Tropics begin to get active and a few early morning stops produce more shorebirds and waders

Semipalmated Sandpiper and Least Sandpiper, Hadley, MA, Aug 18, 2015
Solitary Sandpiper and Least Sandpipers, Arcadia, Northampton, MA, Aug 18, 2015
Great Egrets, Arcadia, Northampton, MA, Aug 18, 2015
Dawn, Arcadia, Northampton, MA, Aug 18, 2015
The last few mornings have been foggy so it has been tough viewing at times. Nonetheless I managed to get out Monday morning and checked the Connecticut River in Hadley and then the Honey Pot area. The river held a Spotted Sandpiper, a Lesser Yellowlegs and two Least Sandpipers for shorebirds. The nearby Honey Pot had a couple Killdeer and a single Least Sandpiper but not much else.

Today I stopped again along the river and this time had two Lesser Yellowlegs and half a dozen Least Sandpipers hanging out on the much reduced mud flats. A half hour spent over at Arcadia produced a Great Blue Heron and half a dozen Great Egrets (including the dark billed individual that has been present for several days). Shorebirds included three Killdeer, two Spotted Sandpipers, six Solitary Sandpipers and eleven Least Sandpipers. The other highlight there was a group of at least 140 Bobolinks along the roadside and in the fields to the east of the Oxbow. In addition another Great Egret was hanging out at Paradise Pond late morning when I drove by.  An evening stop along the river produced a Spotted Sandpiper, two Lesser Yellowlegs, 14 Least Sandpipers and a Semipalmated Sandpiper.

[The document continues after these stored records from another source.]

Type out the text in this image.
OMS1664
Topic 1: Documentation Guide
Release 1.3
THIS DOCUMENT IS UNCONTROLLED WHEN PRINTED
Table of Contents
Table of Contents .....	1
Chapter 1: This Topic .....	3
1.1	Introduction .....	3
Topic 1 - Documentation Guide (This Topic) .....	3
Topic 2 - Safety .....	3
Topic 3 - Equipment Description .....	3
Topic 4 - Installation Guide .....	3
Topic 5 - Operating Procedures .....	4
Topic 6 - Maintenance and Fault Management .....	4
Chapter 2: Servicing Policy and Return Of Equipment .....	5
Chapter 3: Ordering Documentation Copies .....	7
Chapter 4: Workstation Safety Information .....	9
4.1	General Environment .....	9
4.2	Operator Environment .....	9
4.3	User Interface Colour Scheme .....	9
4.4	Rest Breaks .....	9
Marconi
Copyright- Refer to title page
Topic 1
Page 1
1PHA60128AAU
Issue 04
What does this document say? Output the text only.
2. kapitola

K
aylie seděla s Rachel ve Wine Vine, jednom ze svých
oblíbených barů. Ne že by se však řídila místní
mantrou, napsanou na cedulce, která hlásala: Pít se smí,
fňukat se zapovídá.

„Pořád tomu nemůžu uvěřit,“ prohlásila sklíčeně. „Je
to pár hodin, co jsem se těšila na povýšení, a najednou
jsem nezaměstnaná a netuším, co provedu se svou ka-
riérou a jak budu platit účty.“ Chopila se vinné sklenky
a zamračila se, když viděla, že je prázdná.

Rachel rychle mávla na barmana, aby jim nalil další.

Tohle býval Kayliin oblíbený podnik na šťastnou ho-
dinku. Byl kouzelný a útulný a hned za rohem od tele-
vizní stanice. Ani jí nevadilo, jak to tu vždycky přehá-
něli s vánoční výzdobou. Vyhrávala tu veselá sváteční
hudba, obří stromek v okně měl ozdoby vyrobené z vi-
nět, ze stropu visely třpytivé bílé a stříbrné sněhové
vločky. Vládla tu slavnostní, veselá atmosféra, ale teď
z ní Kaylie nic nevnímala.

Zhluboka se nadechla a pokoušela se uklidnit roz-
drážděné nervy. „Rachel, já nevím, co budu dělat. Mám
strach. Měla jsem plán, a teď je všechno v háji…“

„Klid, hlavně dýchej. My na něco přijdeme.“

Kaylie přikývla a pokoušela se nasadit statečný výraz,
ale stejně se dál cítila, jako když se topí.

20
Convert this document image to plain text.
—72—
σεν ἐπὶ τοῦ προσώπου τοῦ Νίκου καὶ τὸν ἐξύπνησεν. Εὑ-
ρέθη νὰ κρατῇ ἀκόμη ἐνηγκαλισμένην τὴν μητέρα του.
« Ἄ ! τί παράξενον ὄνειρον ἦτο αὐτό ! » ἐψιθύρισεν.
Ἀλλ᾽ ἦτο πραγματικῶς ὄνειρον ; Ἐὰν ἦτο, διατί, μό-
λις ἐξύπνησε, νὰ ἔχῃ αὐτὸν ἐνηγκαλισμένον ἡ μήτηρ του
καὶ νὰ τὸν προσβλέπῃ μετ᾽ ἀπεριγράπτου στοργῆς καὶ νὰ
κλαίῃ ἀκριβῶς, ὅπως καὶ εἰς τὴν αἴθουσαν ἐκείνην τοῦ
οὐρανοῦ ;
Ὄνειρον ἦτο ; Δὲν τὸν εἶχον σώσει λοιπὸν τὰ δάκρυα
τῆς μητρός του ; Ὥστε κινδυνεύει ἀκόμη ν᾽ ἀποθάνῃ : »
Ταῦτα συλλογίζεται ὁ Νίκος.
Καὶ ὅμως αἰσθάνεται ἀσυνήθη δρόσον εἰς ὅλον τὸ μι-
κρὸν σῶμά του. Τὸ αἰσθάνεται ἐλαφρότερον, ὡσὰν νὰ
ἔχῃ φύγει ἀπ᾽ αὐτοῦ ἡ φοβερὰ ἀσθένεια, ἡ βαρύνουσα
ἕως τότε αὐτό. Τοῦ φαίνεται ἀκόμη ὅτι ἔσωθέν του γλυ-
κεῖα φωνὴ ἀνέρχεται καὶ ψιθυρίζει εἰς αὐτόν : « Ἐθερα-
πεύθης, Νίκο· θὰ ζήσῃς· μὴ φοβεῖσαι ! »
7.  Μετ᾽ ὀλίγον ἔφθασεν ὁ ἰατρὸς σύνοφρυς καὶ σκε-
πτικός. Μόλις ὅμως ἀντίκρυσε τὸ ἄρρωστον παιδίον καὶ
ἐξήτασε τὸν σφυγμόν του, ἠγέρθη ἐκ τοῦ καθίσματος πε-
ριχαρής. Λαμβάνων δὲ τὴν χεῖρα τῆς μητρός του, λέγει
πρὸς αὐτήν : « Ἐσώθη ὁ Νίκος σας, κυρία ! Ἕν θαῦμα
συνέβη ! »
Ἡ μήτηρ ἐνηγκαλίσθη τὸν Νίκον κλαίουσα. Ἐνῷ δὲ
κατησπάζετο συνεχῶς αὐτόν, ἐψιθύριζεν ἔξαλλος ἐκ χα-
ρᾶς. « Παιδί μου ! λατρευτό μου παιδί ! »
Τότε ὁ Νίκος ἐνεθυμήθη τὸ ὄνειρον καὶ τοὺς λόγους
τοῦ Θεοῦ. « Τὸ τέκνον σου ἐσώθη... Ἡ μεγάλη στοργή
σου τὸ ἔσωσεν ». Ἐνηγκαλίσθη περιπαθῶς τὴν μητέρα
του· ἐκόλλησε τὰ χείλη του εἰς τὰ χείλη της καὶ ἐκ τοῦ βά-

Tropcial Storm Danny forecast track as of evening Aug 18, 2015
The tropics seem to be coming alive a bit with the development of Tropical Storm Danny, the first Cape Verde tropical system to develop this season. The long range forecast call for it to develop into a hurricane by Thursday afternoon and then continue to move slowly westward toward the Lesser Antilles. Despite the existence of a strengthening El Nino and dry air to its north the system has a descent potential to become the first hurricane of the season. The big question will be what happens to the storm out past the upcoming weekend. Does it maintain strength and become a threat to the Caribbean or the east coast or does it run into elements (such as wind shear) that tear the system apart? It is way too far out to know at this point but the storm certainly deserves to be watched over the next several days.